A partir de dados do IPEA – Instituto de Políticas Econômicas Aplicada, que, utilizando estatísticas oficiais do IBGE – Instituto Brasileiro de Geografia e Estatística, apresenta uma série histórica deflacionada pelo Deflator Implícito do PIB Nacional com o
ano-base de 2000, efetuou-se o cálculo do PIB per capita de Ijuí e do RS nos anos de 2000 e 2010, conforme gráfico 9 a seguir.
Gráfico 9. Evolução do PIB per capita de Ijuí e do RS nos anos 2000 e 2010 (em R$ de 2000). Fonte: Elaboração própria a partir de dados do Ipeadata.
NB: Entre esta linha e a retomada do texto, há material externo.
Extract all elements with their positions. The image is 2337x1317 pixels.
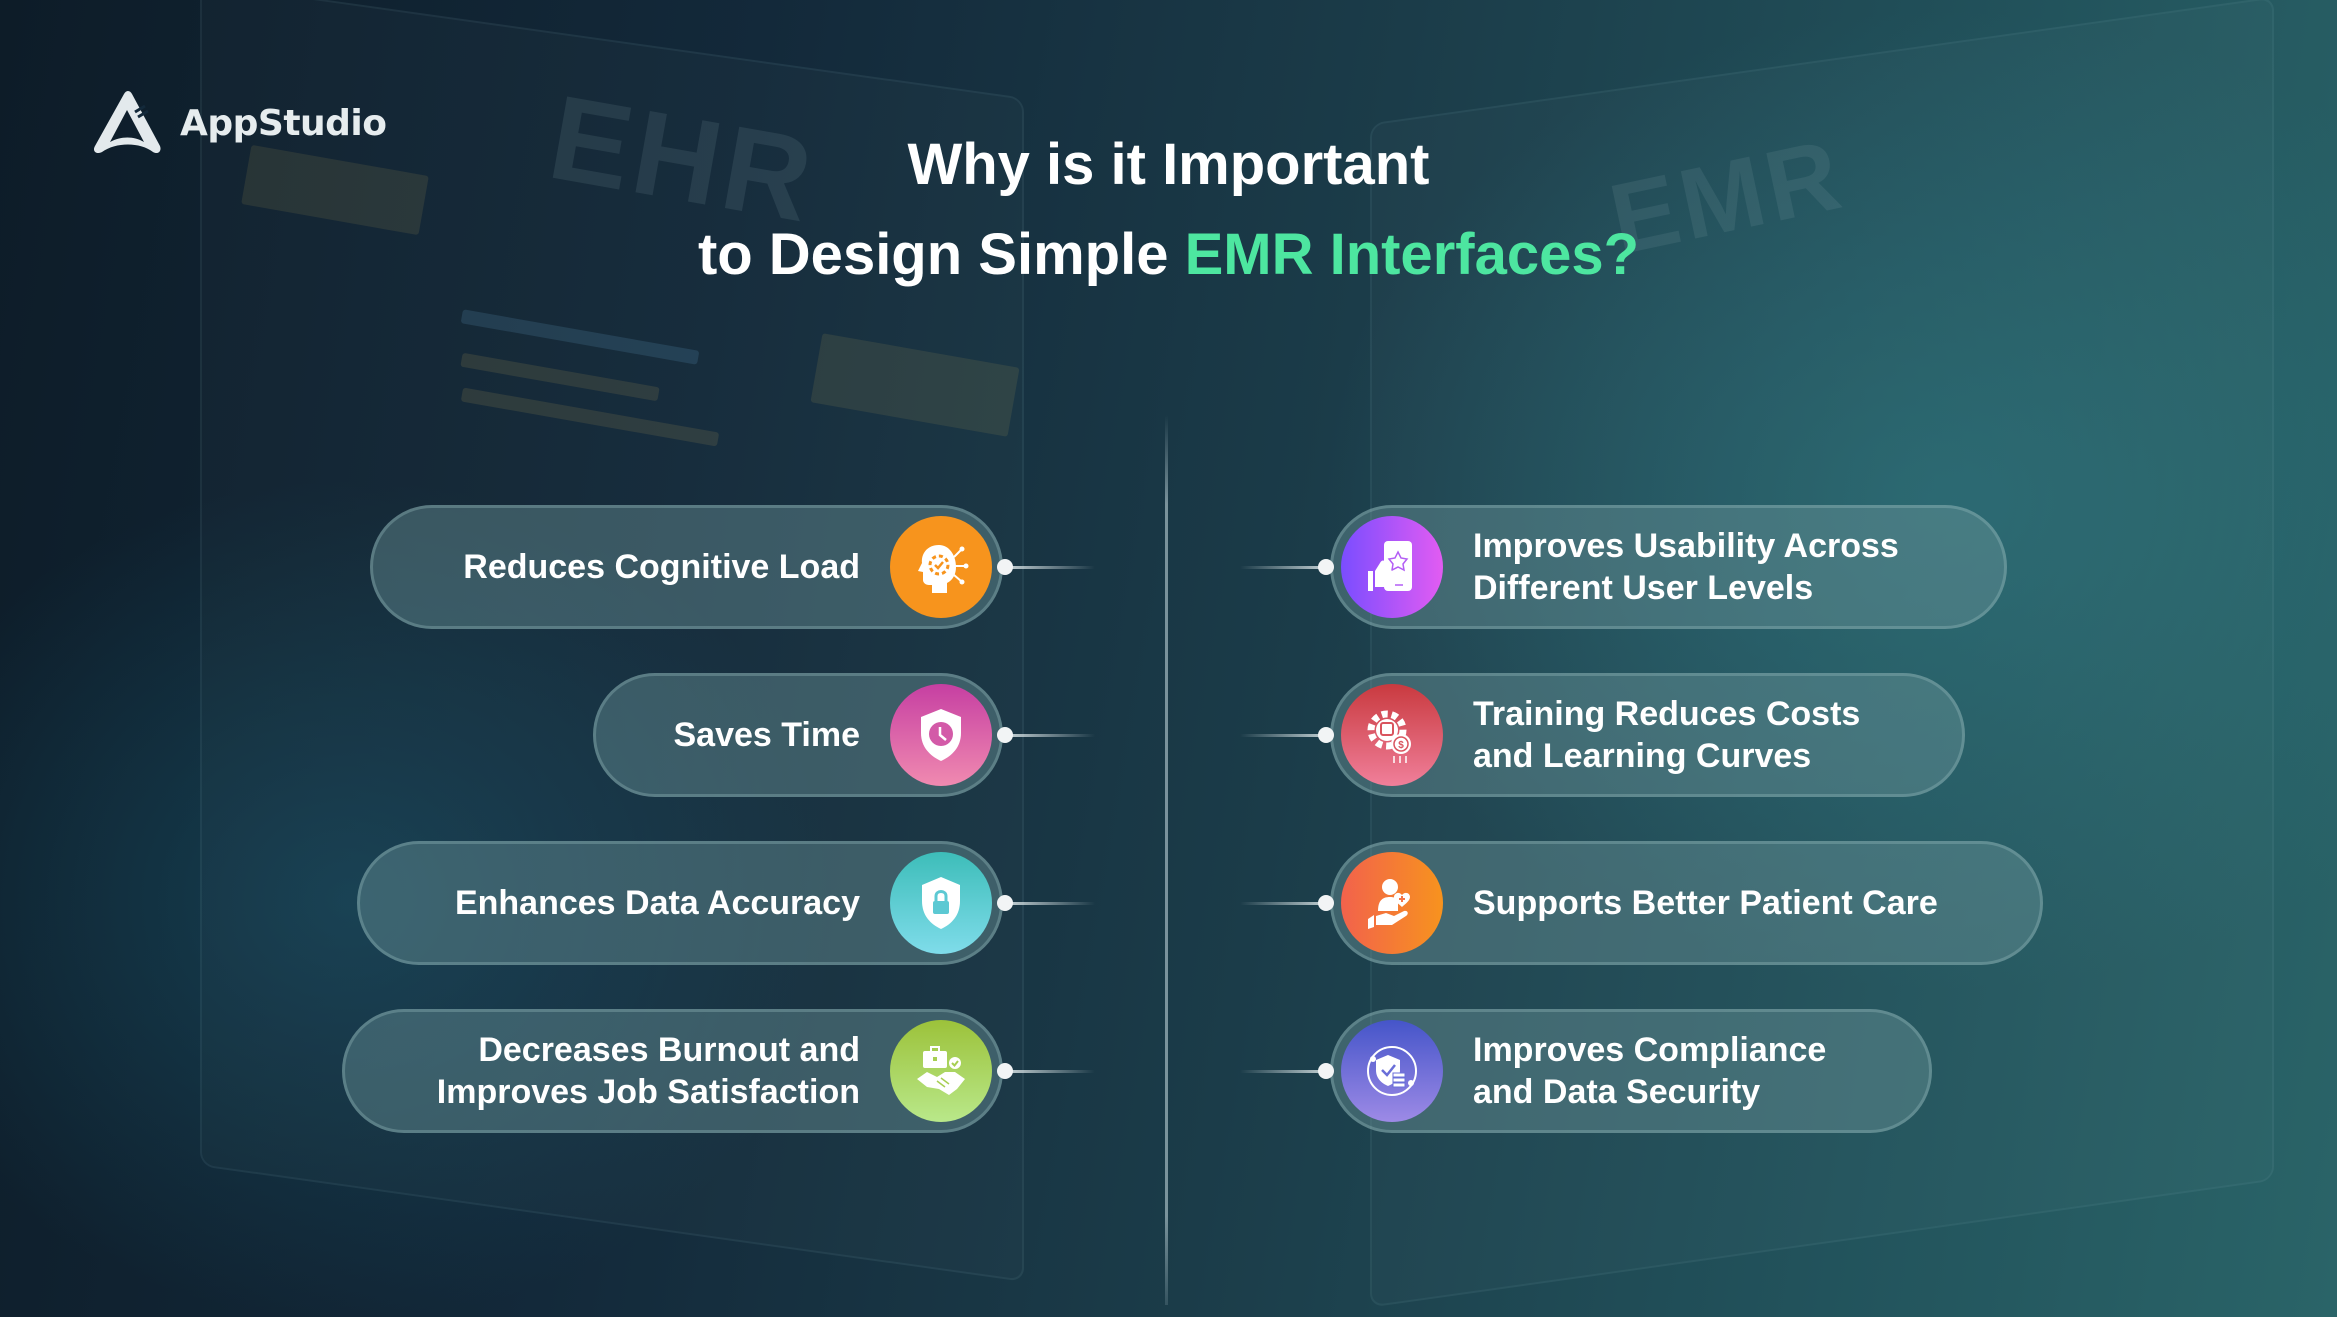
benefit-label: Supports Better Patient Care: [1473, 882, 1938, 924]
benefit-label: Training Reduces Costs and Learning Curve…: [1473, 693, 1860, 777]
benefit-label-line: Enhances Data Accuracy: [454, 884, 860, 922]
connector-dot: [997, 895, 1013, 911]
benefit-label-line: Reduces Cognitive Load: [463, 548, 860, 586]
connector-line: [1005, 734, 1095, 737]
page-title-line1: Why is it Important: [907, 132, 1430, 197]
connector-line: [1240, 1070, 1330, 1073]
connector-dot: [1318, 727, 1334, 743]
connector-dot: [997, 1063, 1013, 1079]
benefit-label-line: Supports Better Patient Care: [1473, 884, 1938, 922]
benefit-label-line: Improves Usability Across: [1473, 527, 1899, 565]
benefit-label: Enhances Data Accuracy: [455, 882, 860, 924]
brain-gear-icon: [890, 516, 992, 618]
benefit-card-supports-patient-care: Supports Better Patient Care: [1330, 841, 2043, 965]
patient-care-hand-icon: [1341, 852, 1443, 954]
benefit-card-improves-compliance: Improves Compliance and Data Security: [1330, 1009, 1932, 1133]
benefit-label-line: Improves Compliance: [1473, 1031, 1827, 1069]
shield-clock-icon: [890, 684, 992, 786]
benefit-card-reduces-cognitive-load: Reduces Cognitive Load: [370, 505, 1003, 629]
connector-dot: [997, 559, 1013, 575]
center-divider: [1165, 415, 1168, 1305]
page-title-line2: to Design Simple EMR Interfaces?: [0, 226, 2337, 284]
connector-line: [1240, 734, 1330, 737]
benefit-label-line: and Learning Curves: [1473, 737, 1812, 775]
connector-line: [1005, 902, 1095, 905]
benefit-label-line: Different User Levels: [1473, 569, 1814, 607]
benefit-card-improves-usability: Improves Usability Across Different User …: [1330, 505, 2007, 629]
phone-thumbs-up-icon: [1341, 516, 1443, 618]
benefit-label-line: Decreases Burnout and: [478, 1031, 860, 1069]
benefit-card-decreases-burnout: Decreases Burnout and Improves Job Satisf…: [342, 1009, 1003, 1133]
benefit-label-line: and Data Security: [1473, 1073, 1761, 1111]
benefit-card-enhances-data-accuracy: Enhances Data Accuracy: [357, 841, 1003, 965]
benefit-label: Reduces Cognitive Load: [463, 546, 860, 588]
title-prefix: to Design Simple: [697, 222, 1185, 287]
shield-check-server-icon: [1341, 1020, 1443, 1122]
connector-dot: [1318, 559, 1334, 575]
connector-line: [1005, 566, 1095, 569]
benefit-label: Improves Usability Across Different User …: [1473, 525, 1899, 609]
benefit-card-saves-time: Saves Time: [593, 673, 1003, 797]
connector-dot: [1318, 895, 1334, 911]
benefit-label: Decreases Burnout and Improves Job Satisf…: [437, 1029, 860, 1113]
benefit-label: Improves Compliance and Data Security: [1473, 1029, 1826, 1113]
title-accent: EMR Interfaces?: [1184, 222, 1640, 287]
benefit-label-line: Improves Job Satisfaction: [436, 1073, 860, 1111]
connector-line: [1005, 1070, 1095, 1073]
svg-text:$: $: [1398, 740, 1404, 751]
connector-line: [1240, 902, 1330, 905]
connector-dot: [997, 727, 1013, 743]
connector-dot: [1318, 1063, 1334, 1079]
briefcase-handshake-icon: [890, 1020, 992, 1122]
benefit-card-training-reduces-costs: $ Training Reduces Costs and Learning Cur…: [1330, 673, 1965, 797]
gear-money-icon: $: [1341, 684, 1443, 786]
connector-line: [1240, 566, 1330, 569]
benefit-label-line: Training Reduces Costs: [1473, 695, 1861, 733]
benefit-label: Saves Time: [673, 714, 860, 756]
shield-lock-icon: [890, 852, 992, 954]
benefit-label-line: Saves Time: [673, 716, 860, 754]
Nota-se que no período 2000-2010 houve um crescimento do PIB per capita em ambas
as esferas governamentais. Enquanto que Ijuí registrou uma elevação de 38,75%, no Estado o aumento foi de 31,18%. Percebe-se também que o PIB per capita do Estado continuou superior ao de Ijuí, embora a diferença tenha diminuído.
3.2.3 – Evolução do Coeficiente de Gini
Conforme já destacado, o Coeficiente de Gini é um instrumento utilizado para medir o grau de concentração de renda. Seu índice varia de 0 a 1; quanto mais próximo de 0, maior será a igualdade de renda entre os indivíduos, por outro lado, quanto mais próximo de 1, maior será a concentração de renda. Abaixo, o gráfico 10 mostra a evolução deste índice em Ijuí e no Rio Grande do Sul nos anos de 2000 e 2010.
Gráfico 10. Evolução do Índice de Gini em Ijuí e no RS nos anos 2000 e 2010. Fonte: Elaboração própria a partir de dados do PNUD/Atlas Brasil.
Vale ressaltar que os números apresentados pelo Índice de Gini não podem ser lidos da
mesma forma que os indicadores sociais apresentados anteriormente. A evolução positiva, neste caso, significa um retrocesso, uma vez que representa o aumento da concentração de renda. Foi exatamente isto o que aconteceu em Ijuí de 2000 para 2010, ou seja, o índice se elevou de 0,56 para 0,57. Paralelamente, o Rio Grande do Sul conseguiu avançar de 0,58 para 0,54, tornando a renda dos indivíduos 6,90% menos concentrada.
Como foi possível observar, todos os indicadores apresentados neste subtítulo apontam para um incremento da renda e do emprego no município de Ijuí, inclusive acima do crescimento estadual. No entanto, este desempenho não se repetiu quando foi avaliada a distribuição desta renda. A seguir, o gráfico 11 demonstra como evoluiu a apropriação da renda dos 20% mais pobres e dos 20% mais ricos em Ijuí.
Gráfico 11. Porcentagem da renda apropriada por estratos da população em Ijui, nos anos 2000 e 2010. Fonte: Elaboração própria a partir de dados do PNUD/Atlas Brasil.
O estrato da população enquadrado como os 20% mais pobres registraram um pequeno aumento da sua parcela de apropriação da renda, ou seja, 0,54 pontos percentuais. Já os 20% mais ricos conseguiram ampliar sua apropriação em 0,83 pontos percentuais. Este cenário reflete a manutenção de um verdadeiro abismo social e econômico entre as classes mais abastadas e as mais miseráveis do município de Ijuí.